Tonact Mechanism of Action





Full Prescribing Info
Pharmacology: Mechanism of Action: HMG-CoA reductase is the rate-limiting enzyme responsible for the conversion of 3-hydroxy-3 methyl-glutaryl-coenzyme A (HMG-CoA) to mevalonate, a precursor of sterols including cholesterol. Atorvastatin is a selective, competitive inhibitor of HMG-CoA reductase. Besides lowering plasma cholesterol and lipoprotein levels by inhibiting HMG-CoA reductase and cholesterol synthesis in the liver; atorvastatin also increases transcription of LDL receptors leading to enhanced removal of LDL from plasma and increased catabolism of LDL. There is also decreased production of VLDL. Atorvastatin reduces total cholesterol (total-C); LDL cholesterol (LDL-C) and apolipoprotein-B (apoB) in patients with homozygous and heterozygous familial forms of hypercholesterolemia, non-familial forms of hypercholesterolemia, and mixed dyslipidemias. It also reduces VLDL cholesterol (VLDL-C) and triglycerides and producing variable increases in LDL-C and apo A.
Pharmacodynamics: Atorvastatin calcium, as well as some of its metabolites, are pharmacologically active in humans. The liver is the primary site of action and the principal site of cholesterol synthesis and LDL clearance. Drug dosage, rather than systemic drug concentration, correlates better with LDL-C reduction. Individualization of drug dosage should be based on therapeutic response.
Pharmacokinetics: Absorption: After oral administration, atorvastatin is rapidly absorbed. Max. plasma concentrations are reached with 1-2 hours after administration. Absolute bioavailability of the parent drug is approximately 14% and systemic bioavailability of HMG-CoA reductase inhibiting activity is approximately 30%.
Drug dosage rather than systemic drug concentration correlates better with LDL-C reduction and although food decreases the rate and extent of drug absorption, LDL-C reduction is similar whether atorvastatin is given with or without food LDL-C reduction is same regardless of the time of day of administration even though plasma concentrations are lower following evening drug administration compared with morning.

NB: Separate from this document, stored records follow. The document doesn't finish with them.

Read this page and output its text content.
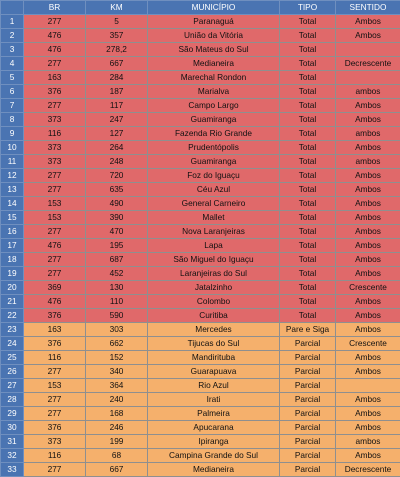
	BR	KM	MUNICÍPIO	TIPO	SENTIDO
1	277	5	Paranaguá	Total	Ambos
2	476	357	União da Vitória	Total	Ambos
3	476	278,2	São Mateus do Sul	Total	
4	277	667	Medianeira	Total	Decrescente
5	163	284	Marechal Rondon	Total	
6	376	187	Marialva	Total	ambos
7	277	117	Campo Largo	Total	Ambos
8	373	247	Guamiranga	Total	Ambos
9	116	127	Fazenda Rio Grande	Total	ambos
10	373	264	Prudentópolis	Total	Ambos
11	373	248	Guamiranga	Total	ambos
12	277	720	Foz do Iguaçu	Total	Ambos
13	277	635	Céu Azul	Total	Ambos
14	153	490	General Carneiro	Total	Ambos
15	153	390	Mallet	Total	Ambos
16	277	470	Nova Laranjeiras	Total	Ambos
17	476	195	Lapa	Total	Ambos
18	277	687	São Miguel do Iguaçu	Total	Ambos
19	277	452	Laranjeiras do Sul	Total	Ambos
20	369	130	Jatalzinho	Total	Crescente
21	476	110	Colombo	Total	Ambos
22	376	590	Curitiba	Total	Ambos
23	163	303	Mercedes	Pare e Siga	Ambos
24	376	662	Tijucas do Sul	Parcial	Crescente
25	116	152	Mandirituba	Parcial	Ambos
26	277	340	Guarapuava	Parcial	Ambos
27	153	364	Rio Azul	Parcial	
28	277	240	Irati	Parcial	Ambos
29	277	168	Palmeira	Parcial	Ambos
30	376	246	Apucarana	Parcial	Ambos
31	373	199	Ipiranga	Parcial	ambos
32	116	68	Campina Grande do Sul	Parcial	Ambos
33	277	667	Medianeira	Parcial	Decrescente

Distribution: More than 98% of the drug is bound to plasma proteins. The mean volume of distribution is approximately 565 litres. A blood plasma ratio of approximately 0.25 indicates poor drug penetration into RBC's.

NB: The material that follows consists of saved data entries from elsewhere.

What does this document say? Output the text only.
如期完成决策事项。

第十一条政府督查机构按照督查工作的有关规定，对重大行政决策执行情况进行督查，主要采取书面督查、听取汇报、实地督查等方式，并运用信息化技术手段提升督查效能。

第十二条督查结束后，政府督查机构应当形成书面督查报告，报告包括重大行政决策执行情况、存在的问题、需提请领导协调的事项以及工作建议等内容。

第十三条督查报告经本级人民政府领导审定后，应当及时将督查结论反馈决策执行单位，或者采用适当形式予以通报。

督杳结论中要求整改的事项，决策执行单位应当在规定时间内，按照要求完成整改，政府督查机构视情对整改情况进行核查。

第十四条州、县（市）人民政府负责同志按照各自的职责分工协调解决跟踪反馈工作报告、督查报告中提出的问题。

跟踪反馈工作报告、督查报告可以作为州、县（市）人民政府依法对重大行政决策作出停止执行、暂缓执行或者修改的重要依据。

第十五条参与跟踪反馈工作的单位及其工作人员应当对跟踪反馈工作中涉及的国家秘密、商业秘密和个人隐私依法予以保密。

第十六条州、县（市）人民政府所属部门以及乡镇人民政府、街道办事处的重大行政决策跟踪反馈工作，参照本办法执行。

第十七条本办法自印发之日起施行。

Metabolism: Cytochrome P450 3A4 metabolites atorvastatin to ortho and para hydroxylated derivatives and various beta oxidation products. The ortho and para hydroxylated derivatives of atorvastatin are active metabolites, approximately 70% of circulatory inhibitory activity of HMG-CoA reductase is attributed to active metabolites.
Excretion: The primary route of elimination of atorvastatin and its metabolites is bile following hepatic and/or enterohepatic recirculation. Mean plasma elimination half-life of atorvastatin in humans is approximately 14 hours; but the half-life of inhibitory activity for HMG-CoA reductase is 20-30 hours due to contribution of active metabolites. Less than 2% of a dose of atorvastatin is recovered in urine following oral administration.
Geriatric: Although plasma concentrations are higher in healthy elderly subjects than in young adults, the LDL-C reduction is comparable to that seen in younger patient population given equal doses of atorvastatin.
Paediatric: No pharmacokinetic data is available.
Gender: There is no clinically significant difference in LDL-C reduction with atorvastatin between men and women.
Renal insufficiency: Renal disease has no influence on the plasma concentrations or lipid effects of atorvastatin.
Hepatic insufficiency: In-patients with chronic alcoholic liver disease, plasma concentrations of atorvastatin are markedly increased.